Problems with skipping around, and thoughts on business

I’m up to 21,000 words on Masters now.  The site where I work was shut down today because of snow, so I had more time than normal to work on my writing.  All the same, I didn’t get as much done as I could have, only about 2,000 words.  I spent a bit of time outlining the next half dozen chapters or so, something I hadn’t done at first.  When I started writing Masters, I had a concept in mind, I knew what made the main character tick and what the back story was, and I had a general notion of where I wanted it to go.  But aside from that, I basically discovery wrote the first few chapters.  As I’ve gotten further along, I’m finding I need to look ahead and decide what I really want to have happen so I don’t just wander off aimlessly.

The problem is now that I’ve done that, I find myself really wanting to skip ahead to some of the more meaty action-filled scenes, or just scenes with really cool interactions.  For instance, the other day I started the scene where we meet the big bad guy for the first time, and I finished it today.  Problem is, that scene takes place 3 chapters beyond where I had written to so far.  There are other scenes even further ahead that I am looking forward to also, because they’ve got action, and it’s always fun to write a fight.  Now, I know there’s nothing wrong with not writing in order, but for some of these intervening scenes, even though I know exactly what I want to have happen, I’m just not interested in making it happen.  Maybe that will change as I make more progress, otherwise I guess I’ll just have to slog on through.
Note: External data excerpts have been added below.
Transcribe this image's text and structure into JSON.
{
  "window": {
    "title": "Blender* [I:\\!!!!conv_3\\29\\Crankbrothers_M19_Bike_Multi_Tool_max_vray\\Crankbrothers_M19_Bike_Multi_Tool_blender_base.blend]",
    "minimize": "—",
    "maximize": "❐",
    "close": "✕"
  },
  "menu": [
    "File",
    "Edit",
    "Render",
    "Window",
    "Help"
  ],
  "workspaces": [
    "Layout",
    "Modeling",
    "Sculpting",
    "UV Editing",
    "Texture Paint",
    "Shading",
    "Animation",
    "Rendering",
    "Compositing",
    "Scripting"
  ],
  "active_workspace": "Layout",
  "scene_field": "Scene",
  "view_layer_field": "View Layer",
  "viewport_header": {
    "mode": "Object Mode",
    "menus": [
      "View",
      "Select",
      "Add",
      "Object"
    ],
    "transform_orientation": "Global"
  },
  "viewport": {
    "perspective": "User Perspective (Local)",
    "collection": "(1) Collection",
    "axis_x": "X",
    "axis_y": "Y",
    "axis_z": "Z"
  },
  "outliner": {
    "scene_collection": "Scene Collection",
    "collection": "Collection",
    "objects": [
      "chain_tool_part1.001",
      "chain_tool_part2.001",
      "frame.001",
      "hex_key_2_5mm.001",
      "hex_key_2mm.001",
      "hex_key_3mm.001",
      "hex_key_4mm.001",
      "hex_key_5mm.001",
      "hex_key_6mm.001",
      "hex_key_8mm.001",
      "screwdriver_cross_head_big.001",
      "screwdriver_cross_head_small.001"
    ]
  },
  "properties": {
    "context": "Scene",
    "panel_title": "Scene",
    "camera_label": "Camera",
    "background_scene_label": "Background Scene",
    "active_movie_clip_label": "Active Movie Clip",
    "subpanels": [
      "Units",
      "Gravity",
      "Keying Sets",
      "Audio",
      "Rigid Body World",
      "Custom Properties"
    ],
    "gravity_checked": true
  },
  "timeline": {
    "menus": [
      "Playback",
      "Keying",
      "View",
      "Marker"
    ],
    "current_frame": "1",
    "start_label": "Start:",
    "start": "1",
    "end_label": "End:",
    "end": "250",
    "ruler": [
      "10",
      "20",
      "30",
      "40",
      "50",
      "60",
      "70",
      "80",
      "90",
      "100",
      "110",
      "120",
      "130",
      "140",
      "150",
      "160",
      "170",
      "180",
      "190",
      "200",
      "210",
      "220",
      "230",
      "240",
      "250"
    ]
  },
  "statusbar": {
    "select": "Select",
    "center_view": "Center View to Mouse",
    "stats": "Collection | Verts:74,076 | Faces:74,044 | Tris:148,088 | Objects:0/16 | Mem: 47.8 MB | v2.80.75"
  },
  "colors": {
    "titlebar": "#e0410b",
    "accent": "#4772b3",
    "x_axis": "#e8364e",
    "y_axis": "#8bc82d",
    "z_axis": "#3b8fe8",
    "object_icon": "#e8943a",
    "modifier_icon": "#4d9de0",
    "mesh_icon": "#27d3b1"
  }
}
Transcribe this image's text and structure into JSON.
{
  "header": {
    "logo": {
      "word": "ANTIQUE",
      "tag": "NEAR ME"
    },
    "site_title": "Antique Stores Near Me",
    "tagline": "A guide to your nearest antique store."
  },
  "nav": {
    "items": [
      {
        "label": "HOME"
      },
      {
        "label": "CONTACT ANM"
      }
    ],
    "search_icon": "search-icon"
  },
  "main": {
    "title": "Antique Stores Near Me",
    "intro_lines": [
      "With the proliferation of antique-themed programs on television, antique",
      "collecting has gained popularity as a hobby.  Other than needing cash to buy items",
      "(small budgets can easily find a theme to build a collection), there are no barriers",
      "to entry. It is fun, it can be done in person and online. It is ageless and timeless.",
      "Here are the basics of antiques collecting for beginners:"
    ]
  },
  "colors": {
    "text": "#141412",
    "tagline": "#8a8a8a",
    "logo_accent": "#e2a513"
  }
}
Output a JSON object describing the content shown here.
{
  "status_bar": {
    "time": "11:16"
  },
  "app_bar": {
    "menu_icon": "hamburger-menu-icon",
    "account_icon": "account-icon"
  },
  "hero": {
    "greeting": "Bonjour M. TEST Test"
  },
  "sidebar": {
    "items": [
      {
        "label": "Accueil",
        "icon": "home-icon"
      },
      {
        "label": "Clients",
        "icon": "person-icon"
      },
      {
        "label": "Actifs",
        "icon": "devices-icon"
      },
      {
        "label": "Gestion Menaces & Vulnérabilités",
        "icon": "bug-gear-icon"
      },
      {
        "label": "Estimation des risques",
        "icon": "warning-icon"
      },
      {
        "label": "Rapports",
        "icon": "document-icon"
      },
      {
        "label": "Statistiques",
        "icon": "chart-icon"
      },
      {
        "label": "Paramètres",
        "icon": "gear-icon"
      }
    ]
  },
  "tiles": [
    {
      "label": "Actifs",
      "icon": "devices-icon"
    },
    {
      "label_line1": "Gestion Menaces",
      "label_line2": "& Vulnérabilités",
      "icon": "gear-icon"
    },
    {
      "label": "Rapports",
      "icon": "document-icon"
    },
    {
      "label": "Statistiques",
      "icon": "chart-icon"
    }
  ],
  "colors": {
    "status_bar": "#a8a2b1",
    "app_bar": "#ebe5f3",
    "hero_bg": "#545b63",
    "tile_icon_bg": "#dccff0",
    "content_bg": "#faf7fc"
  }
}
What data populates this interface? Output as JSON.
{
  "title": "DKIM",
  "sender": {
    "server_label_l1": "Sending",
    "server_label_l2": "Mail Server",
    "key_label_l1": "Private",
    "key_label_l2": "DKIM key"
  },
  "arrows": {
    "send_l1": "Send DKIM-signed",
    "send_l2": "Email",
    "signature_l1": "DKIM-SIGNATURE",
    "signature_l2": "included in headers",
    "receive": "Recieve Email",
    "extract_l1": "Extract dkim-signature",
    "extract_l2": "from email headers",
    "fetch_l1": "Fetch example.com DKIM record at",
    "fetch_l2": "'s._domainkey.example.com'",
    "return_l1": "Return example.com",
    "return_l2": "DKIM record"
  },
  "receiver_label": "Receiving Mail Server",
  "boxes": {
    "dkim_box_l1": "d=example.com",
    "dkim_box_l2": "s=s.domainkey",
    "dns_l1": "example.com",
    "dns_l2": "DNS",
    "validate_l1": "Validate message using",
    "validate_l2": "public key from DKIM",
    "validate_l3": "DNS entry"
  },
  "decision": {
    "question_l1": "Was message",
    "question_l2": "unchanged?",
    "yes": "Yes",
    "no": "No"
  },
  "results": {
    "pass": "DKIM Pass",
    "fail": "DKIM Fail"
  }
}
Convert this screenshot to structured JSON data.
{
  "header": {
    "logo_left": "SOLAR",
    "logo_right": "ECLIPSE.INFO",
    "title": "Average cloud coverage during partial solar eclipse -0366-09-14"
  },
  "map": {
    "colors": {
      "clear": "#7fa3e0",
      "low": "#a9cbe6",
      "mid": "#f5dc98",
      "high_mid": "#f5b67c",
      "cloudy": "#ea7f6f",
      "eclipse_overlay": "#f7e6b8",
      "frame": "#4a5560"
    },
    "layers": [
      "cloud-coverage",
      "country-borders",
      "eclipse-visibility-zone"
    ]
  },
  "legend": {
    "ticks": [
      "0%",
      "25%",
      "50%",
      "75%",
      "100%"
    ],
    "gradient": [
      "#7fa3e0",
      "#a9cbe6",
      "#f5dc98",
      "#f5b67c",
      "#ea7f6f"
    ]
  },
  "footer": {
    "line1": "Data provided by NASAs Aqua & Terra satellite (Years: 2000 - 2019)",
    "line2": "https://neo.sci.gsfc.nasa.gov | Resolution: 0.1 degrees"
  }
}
On a better note, I was reading some blogs this evening while taking a break from writing and got a bit more inspired about the business end of this.  I have just over 6 years until I can retire from the Navy.  Assuming I meet my goals for the year, and do the same amount each year between now and then, I wondered how much I could potentially be making by then.  So I ran a spreadsheet, and with the accumulated product between now and then (we’re talking 18 novels and 150 short stories, which can be sold separately and in collections) I wouldn’t need ridiculous sales from any one product to make some pretty decent cash.  Of course, it all depends on how much I can really put out (and how good it is, of course, but I’m certain I’ll improve over time and if I do say so myself I think I’m doing alright now).  At the end of this year I’ll know better what I can expect.  But if I can meet my goals, or even better surpass them, that’ll be a good start.

Ok, back to trying to power through one of those unappealing scenes before hitting the sack.